# No Power / No Spark $650 1999 Nissan Pathfinder 3.3 Liter Bad Coil



## vacationtime247 (Jan 31, 2013)

Just purchased a $650 1999 Nissan Pathfinder 4 X 4 with the 3.3 Liter VG33E engine and automatic transmission. It fires over, but won't start. So with a few test tools, I checked for spark. No spark at the plug wire end. Moved forward, to the cap. No spark out the cap. Pulled the distributor cap to inspect the coil, it's mounted inside not external. Tested at the coil with a spark tester, it had some spark but couldn't jump the air gap when opened wider. So, I had my wife turn the key over to run it. Looked down inside the distributor and seen the coil arcing out between the coil and the metal distributor casing. Pulled out the coil and found a black spot where the coil had been hitting the inside of the distributor. Moral of the story, if your having a miss or a no start / no spark situation, inspect your coil. Just bought mine on eBay for $35 with free shipping. 

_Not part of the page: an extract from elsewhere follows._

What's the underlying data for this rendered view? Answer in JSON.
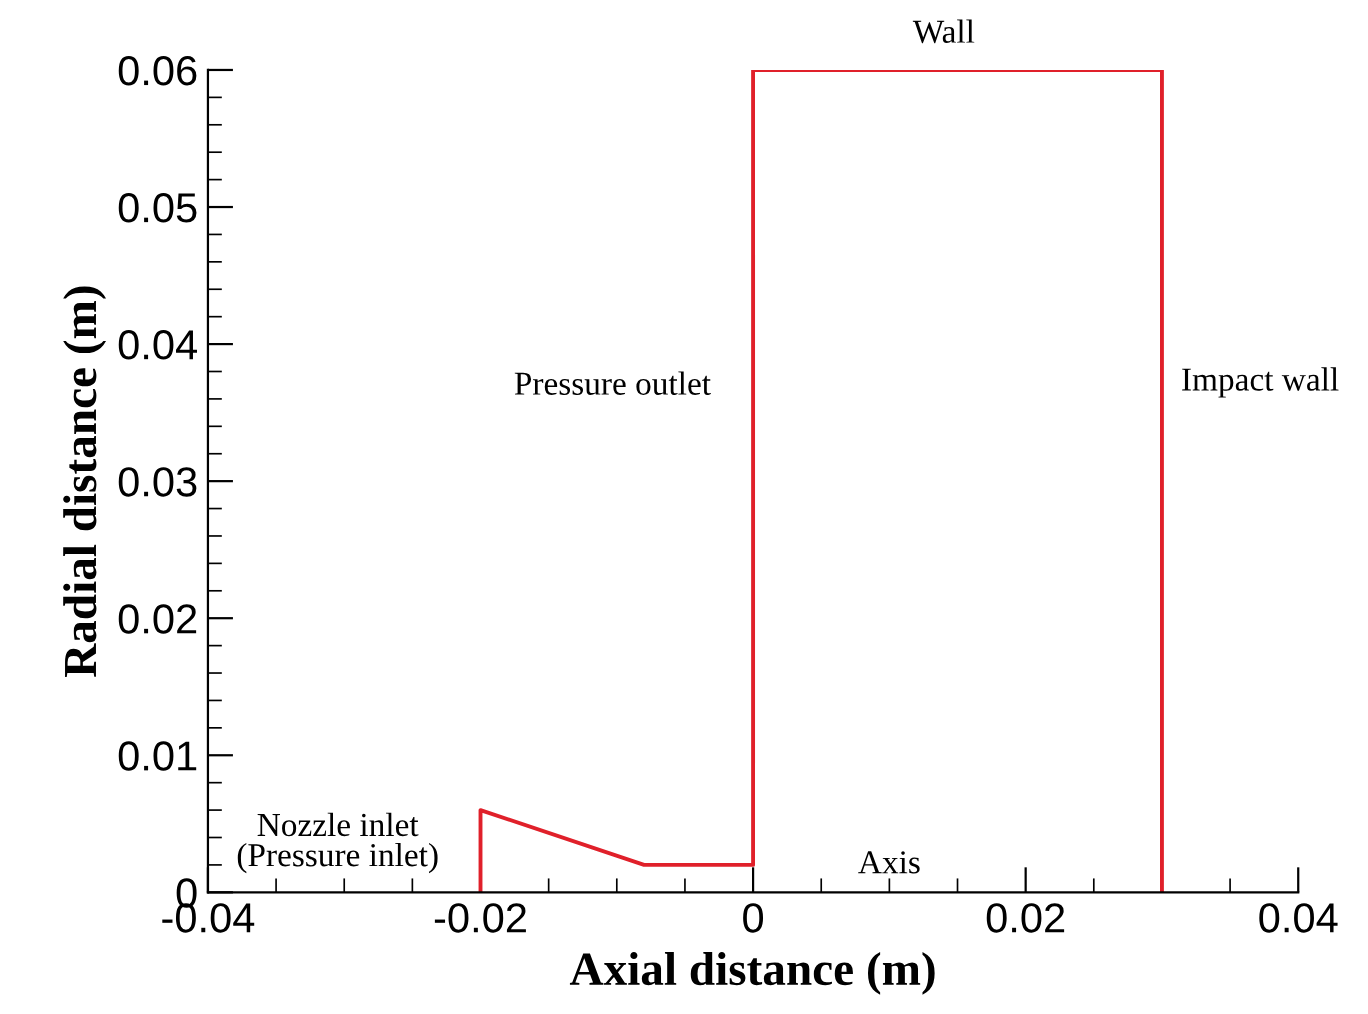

I'm going to flip this truck quick since it's tax time for an easy $1600. Double up my money on this one. Buy and sell these cars for a quick dollar. Same person that sold me this Pathfinder sold me a beater 2001 Mitsubishi Eclipse Spyder for $400. Tow bill on the Eclipse was $45, tow bill on the Pathfinder was $85 'cause it needed winched from his backyard. So I was in $450 on the Eclipse. Key would turn on but no power to the dash and nothing happened with the engine, fuel pump, etc. Checked the 40 amp ignition fuse and found it to be bad. Fixed that and it fired right up! Sold the Eclipse in a day for $900. Told me the same story on the Pathfinder, driving along and it quit. Coil shorted out on the Pathfinder. Anyway, this is my story. Use these forums to fix 'em up and sell 'em quick. Thanks y'all.
VT247


----------